If there’s anything I understand less than all these conferences and unconferences and all the fuss over who gets to speak and who doesn’t, it’s the thinktank. I imagine it as a gathering of navel gazers, with a big dose of arrogance thrown in.

So all these brainiacs are sitting around thinking about the next mensa convention, when all of the sudden the silence is broken by a high pitched, nasal sound.

Brainiac One: “I’ve got it! Everyone else in the world who thinks that net neutrality is a good idea is wrong! Net neutrality is bad! Yeah, that’s it. Bad. Bad, I tell you!”

Brainiac Two: “Well, if everyone says it’s good and we say it’s good too, then what good is our thinktank?”

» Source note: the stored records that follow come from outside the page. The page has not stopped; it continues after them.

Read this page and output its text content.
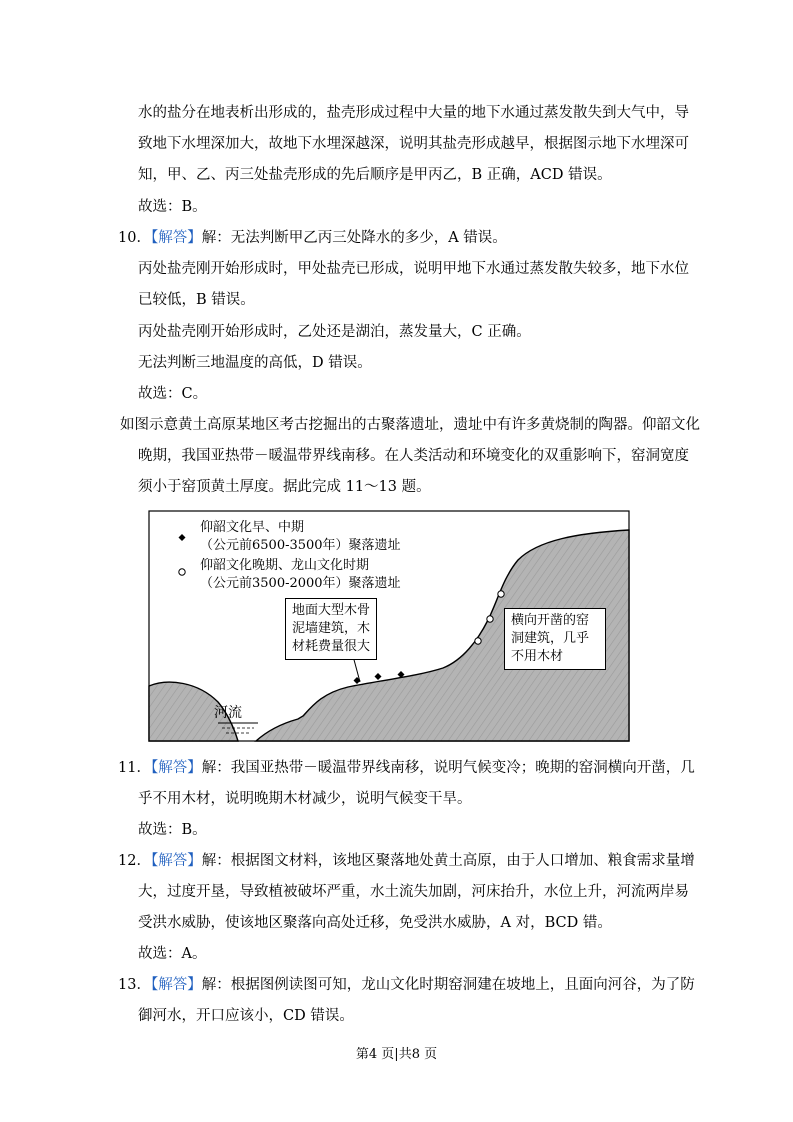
水的盐分在地表析出形成的，盐壳形成过程中大量的地下水通过蒸发散失到大气中，导
致地下水埋深加大，故地下水埋深越深，说明其盐壳形成越早，根据图示地下水埋深可
知，甲、乙、丙三处盐壳形成的先后顺序是甲丙乙，B 正确，ACD 错误。
故选：B。
10．【解答】解：无法判断甲乙丙三处降水的多少，A 错误。
丙处盐壳刚开始形成时，甲处盐壳已形成，说明甲地下水通过蒸发散失较多，地下水位
已较低，B 错误。
丙处盐壳刚开始形成时，乙处还是湖泊，蒸发量大，C 正确。
无法判断三地温度的高低，D 错误。
故选：C。
如图示意黄土高原某地区考古挖掘出的古聚落遗址，遗址中有许多黄烧制的陶器。仰韶文化
晚期，我国亚热带－暖温带界线南移。在人类活动和环境变化的双重影响下，窑洞宽度
须小于窑顶黄土厚度。据此完成 11～13 题。
仰韶文化早、中期
（公元前6500-3500年）聚落遗址
仰韶文化晚期、龙山文化时期
（公元前3500-2000年）聚落遗址
地面大型木骨
泥墙建筑，木
材耗费量很大
横向开凿的窑
洞建筑，几乎
不用木材
河流
11．【解答】解：我国亚热带－暖温带界线南移，说明气候变冷；晚期的窑洞横向开凿，几
乎不用木材，说明晚期木材减少，说明气候变干旱。
故选：B。
12．【解答】解：根据图文材料，该地区聚落地处黄土高原，由于人口增加、粮食需求量增
大，过度开垦，导致植被破坏严重，水土流失加剧，河床抬升，水位上升，河流两岸易
受洪水威胁，使该地区聚落向高处迁移，免受洪水威胁，A 对，BCD 错。
故选：A。
13．【解答】解：根据图例读图可知，龙山文化时期窑洞建在坡地上，且面向河谷，为了防
御河水，开口应该小，CD 错误。
第4 页|共8 页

Brainiac Three: “Good point, Rothschild, we must do out part to eradicate net neutrality. Let’s all think about how we can do that.”

[hours and hours of tense silence]

Brainiac Two: “I have it! Let’s write a report that says net neutrality is stealing! Let’s throw some words in there like regulatory and infrastructure, and, if possible, a few latin phrases.”

Brainiac One: “Yes, if we publish said report, people will talk about it and they will bow down before our tiding.”

Janitor (who has a masters degree, but not mutliple PhD’s) [looks up from sweeping the floor]: “Yeah, and that there will also compy with that durned old Rule of the Reallies becaus’n some o’ dose idgits will thunk it’s wrong!”

Brainiac Three: “Harcourt, go take out the trash and let us smart guys do the thinking. Besides, we are above publicity. It would be beneath us to take an absurd position just for the attention we would get.”

Brainiac Four: “Fellows, I urge that we table this important discourse for an hour as our navels need a break.”